I'm guessing a lot here but check what's the default res block size for training.
I don't think you're setting it for training, but then you set it to 3 later.
A simple thing you could do as well set the blocks to 6 on the sampling.
Let me know if that helps
Thank you very much for your reply In diffusion train: i set--num_res_blocks= 3
in sampling: i set--num_res_blocks= 3 too
then i set num_res_blocks=6 ,Similar issues have also arisen. @DiogoNeves
I want to sample images from the pretrained 64x64_diffusion model but am hitting a segfault with the suggested run configuration. I've downloaded the 64x64 checkpoints to a
models
folder and am running with the following flags.!SAMPLE_FLAGS="--batch_size 4 --num_samples 100 --timestep_respacing 250"
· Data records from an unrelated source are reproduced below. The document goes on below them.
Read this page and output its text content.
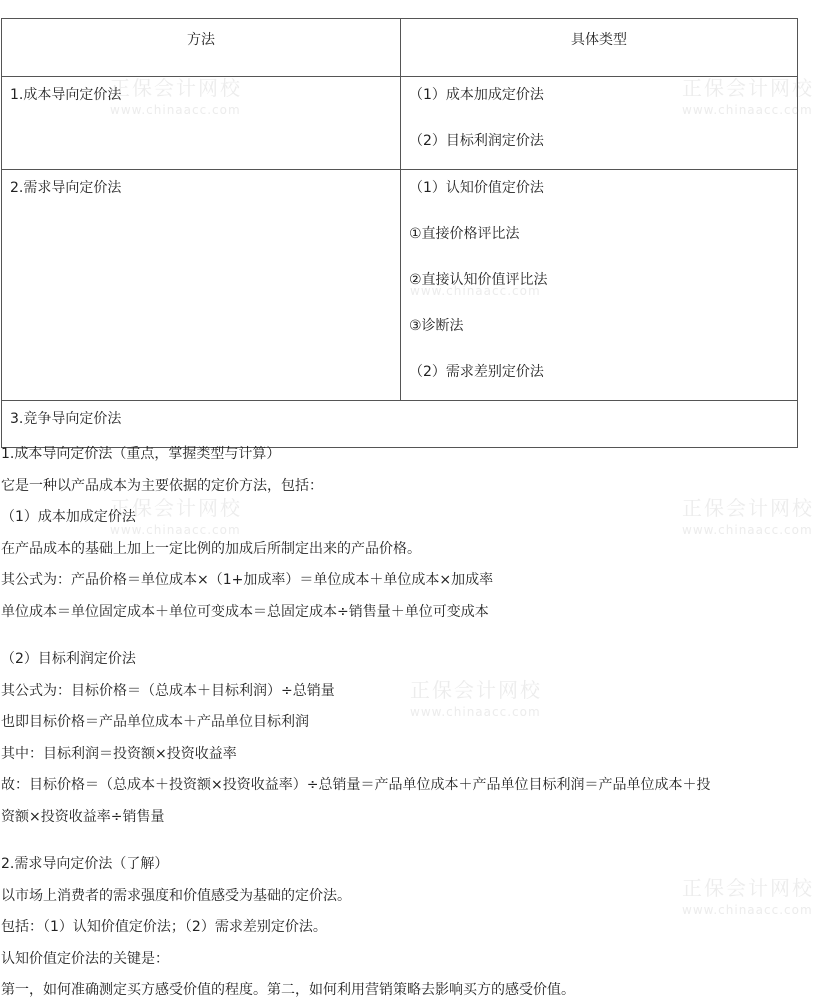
正保会计网校
www.chinaacc.com
正保会计网校
www.chinaacc.com
www.chinaacc.com
正保会计网校
www.chinaacc.com
正保会计网校
www.chinaacc.com
正保会计网校
www.chinaacc.com
正保会计网校
www.chinaacc.com
方法	具体类型

1.成本导向定价法	（1）成本加成定价法
（2）目标利润定价法

2.需求导向定价法	（1）认知价值定价法
①直接价格评比法
②直接认知价值评比法
③诊断法
（2）需求差别定价法

3.竞争导向定价法	
1.成本导向定价法（重点，掌握类型与计算）
它是一种以产品成本为主要依据的定价方法，包括：
（1）成本加成定价法
在产品成本的基础上加上一定比例的加成后所制定出来的产品价格。
其公式为：产品价格＝单位成本×（1+加成率）＝单位成本＋单位成本×加成率
单位成本＝单位固定成本＋单位可变成本＝总固定成本÷销售量＋单位可变成本
（2）目标利润定价法
其公式为：目标价格＝（总成本＋目标利润）÷总销量
也即目标价格＝产品单位成本＋产品单位目标利润
其中：目标利润＝投资额×投资收益率
故：目标价格＝（总成本＋投资额×投资收益率）÷总销量＝产品单位成本＋产品单位目标利润＝产品单位成本＋投
资额×投资收益率÷销售量
2.需求导向定价法（了解）
以市场上消费者的需求强度和价值感受为基础的定价法。
包括：（1）认知价值定价法；（2）需求差别定价法。
认知价值定价法的关键是：
第一，如何准确测定买方感受价值的程度。第二，如何利用营销策略去影响买方的感受价值。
!MODEL_FLAGS="--attention_resolutions 32,16,8 --class_cond True --diffusion_steps 1000 --dropout 0.1 --image_size 64 --learn_sigma True --noise_schedule cosine --num_channels 192 --num_head_channels 64 --num_res_blocks 3 --resblock_updown True --use_new_attention_order True --use_fp16 True --use_scale_shift_norm True"
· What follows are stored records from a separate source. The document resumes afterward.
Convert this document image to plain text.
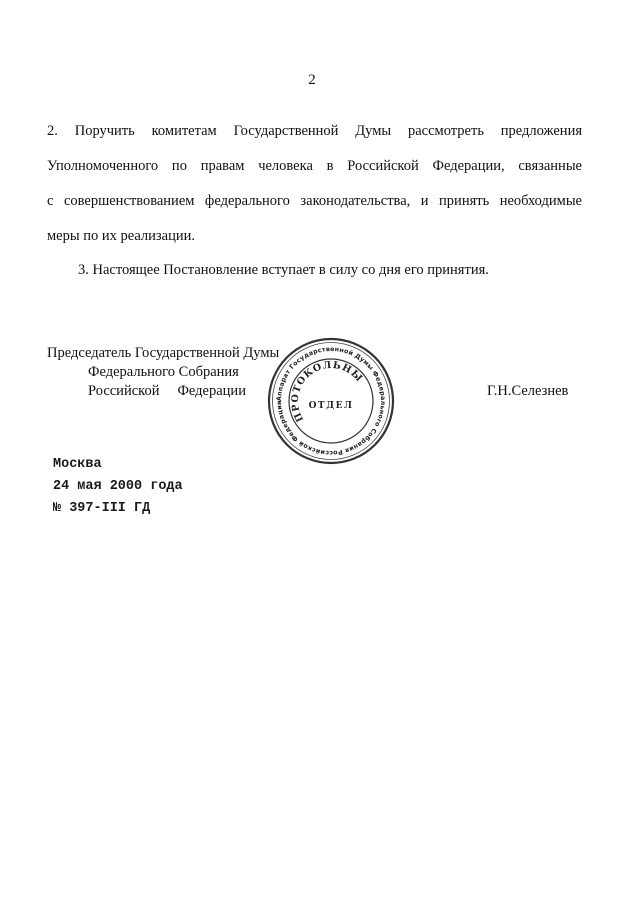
2
2. Поручить комитетам Государственной Думы рассмотреть предложения
Уполномоченного по правам человека в Российской Федерации, связанные
с совершенствованием федерального законодательства, и принять необходимые
меры по их реализации.
3. Настоящее Постановление вступает в силу со дня его принятия.
Председатель Государственной Думы
Федерального Собрания
Российской Федерации	Г.Н.Селезнев
Аппарат Государственной Думы Федерального Собрания Российской Федерации
ПРОТОКОЛЬНЫЙ
ОТДЕЛ
Москва
24 мая 2000 года
№ 397-III ГД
!python image_sample.py $MODEL_FLAGS --model_path models/64x64_diffusion.pt $SAMPLE_FLAGS
At runtime, I get a slew of warnings about missing and unused keys before the code crashes via segfault:
Missing key(s) in state_dict: "input_blocks.3.0.op.weight", "input_blocks.3.0.op.bias", "input_blocks.4.0.skip_connection.weight", ..., "output_blocks.8.1.conv.bias".
Unexpected key(s) in state_dict: "label_emb.weight", "input_blocks.12.0.in_layers.0.weight", "input_blocks.12.0.in_layers.0.bias", ..., "output_blocks.11.2.out_layers.3.bias".
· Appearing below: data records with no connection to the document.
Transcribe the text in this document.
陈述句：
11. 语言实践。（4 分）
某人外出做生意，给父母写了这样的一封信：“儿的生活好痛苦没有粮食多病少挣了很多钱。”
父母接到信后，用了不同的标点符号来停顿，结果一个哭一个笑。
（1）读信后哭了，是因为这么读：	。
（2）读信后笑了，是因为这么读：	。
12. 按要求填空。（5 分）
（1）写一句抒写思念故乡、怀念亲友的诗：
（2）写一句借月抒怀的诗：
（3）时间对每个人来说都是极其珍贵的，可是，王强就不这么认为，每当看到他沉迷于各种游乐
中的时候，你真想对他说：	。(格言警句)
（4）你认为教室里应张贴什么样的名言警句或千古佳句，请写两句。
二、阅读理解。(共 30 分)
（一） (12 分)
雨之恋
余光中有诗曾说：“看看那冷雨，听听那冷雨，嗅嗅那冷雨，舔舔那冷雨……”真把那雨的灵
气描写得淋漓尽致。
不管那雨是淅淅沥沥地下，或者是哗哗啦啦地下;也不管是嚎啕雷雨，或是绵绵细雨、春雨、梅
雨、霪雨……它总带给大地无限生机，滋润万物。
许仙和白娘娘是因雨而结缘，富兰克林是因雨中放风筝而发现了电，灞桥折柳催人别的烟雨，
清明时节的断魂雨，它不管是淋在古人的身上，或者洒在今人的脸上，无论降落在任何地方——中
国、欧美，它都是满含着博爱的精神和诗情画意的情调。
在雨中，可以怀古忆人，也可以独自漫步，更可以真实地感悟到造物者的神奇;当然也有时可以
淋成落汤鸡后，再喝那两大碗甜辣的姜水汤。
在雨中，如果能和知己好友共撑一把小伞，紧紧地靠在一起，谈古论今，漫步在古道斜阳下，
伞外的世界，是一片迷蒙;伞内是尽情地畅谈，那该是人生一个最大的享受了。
size mismatch for time_embed.0.weight: copying a param with shape torch.Size([768, 192]) from checkpoint, the shape in current model is torch.Size([512, 128]). ... size mismatch for out.2.bias: copying a param with shape torch.Size([6]) from checkpoint, the shape in current model is torch.Size([3]).